Walter Benjamin plantea una brillante conexión entre los cambios históricos, las
querencias del protagonista de tales cambios –el colectivo– y sus consecuencias en su
medio de expresión, el arte. Destaca el carácter emancipador del mismo, así como su
capacidad educadora, didáctica y crítica, y trata de purgar lo artístico de cualquier rastro
de valor aurático que pudiera contaminarlo. Nos muestra, así, que un uso social sensato
del arte pone alerta nuestra conciencia y ayuda a la defensa de nuestros derechos, a la
conservación de la dignidad. Pero, a pesar de todo ello, parece que olvida, como
denuncian autores como Adorno, el carácter acomodaticio de la masa y su tendencia,
antes que por el activismo político, por la evasión de sus problemas. Un arte concebido
al servicio de la masa y desde la reproductibilidad técnica está fácilmente sujeto a la
banalización, a la pérdida de su lenguaje propio y a la degradación en mero
entretenimiento.
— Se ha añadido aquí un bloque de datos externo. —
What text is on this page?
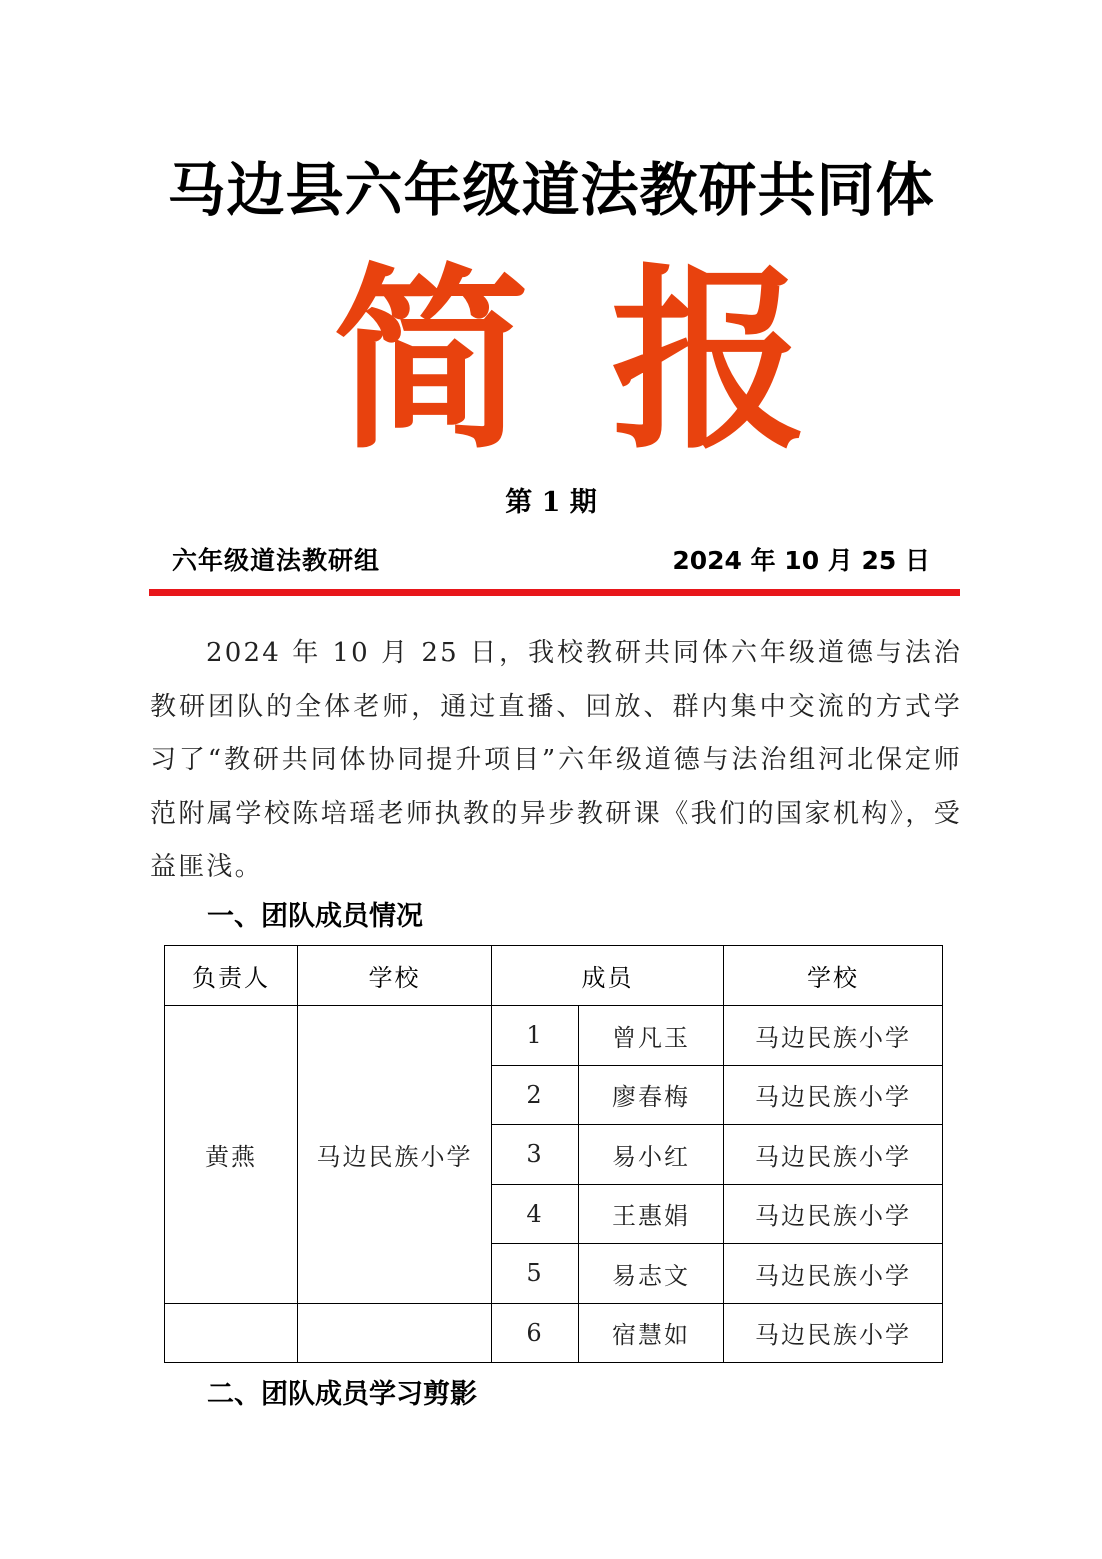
马边县六年级道法教研共同体
简 报
第 1 期
六年级道法教研组	2024 年 10 月 25 日
2024 年 10 月 25 日，我校教研共同体六年级道德与法治教研团队的全体老师，通过直播、回放、群内集中交流的方式学习了“教研共同体协同提升项目”六年级道德与法治组河北保定师范附属学校陈培瑶老师执教的异步教研课《我们的国家机构》，受益匪浅。
一、团队成员情况
负责人	学校	成员		学校
黄燕	马边民族小学	1	曾凡玉	马边民族小学
		2	廖春梅	马边民族小学
		3	易小红	马边民族小学
		4	王惠娟	马边民族小学
		5	易志文	马边民族小学
		6	宿慧如	马边民族小学
二、团队成员学习剪影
Frente a las tesis de corte marxista de Benjamin, que abogan por un
arte para todos, subordinado a lo social, la visión de Adorno revindica la experiencia
estética en puridad –que en Benjamin ha devenido en recepción disipada, distraída– y
propone un arte aristocrático, no solo desprendido de sus valores auráticos de
recogimiento y seguidismo, sino también de su posible sometimiento y subordinación a
lo social, que lo harían decaer en lo meramente divertido. El individuo, ante la obra
artística, –y no bombardeado por ella desde la saturación, gran peligro del arte masivo
de Benjamin– puede gozosamente aprender y desarrollar su capacidad crítica, y para
ello debe esforzarse por comprender la obra de arte, proceso que efectivamente le
emancipará de la evasión que la industria de la cultura distribuye en serie.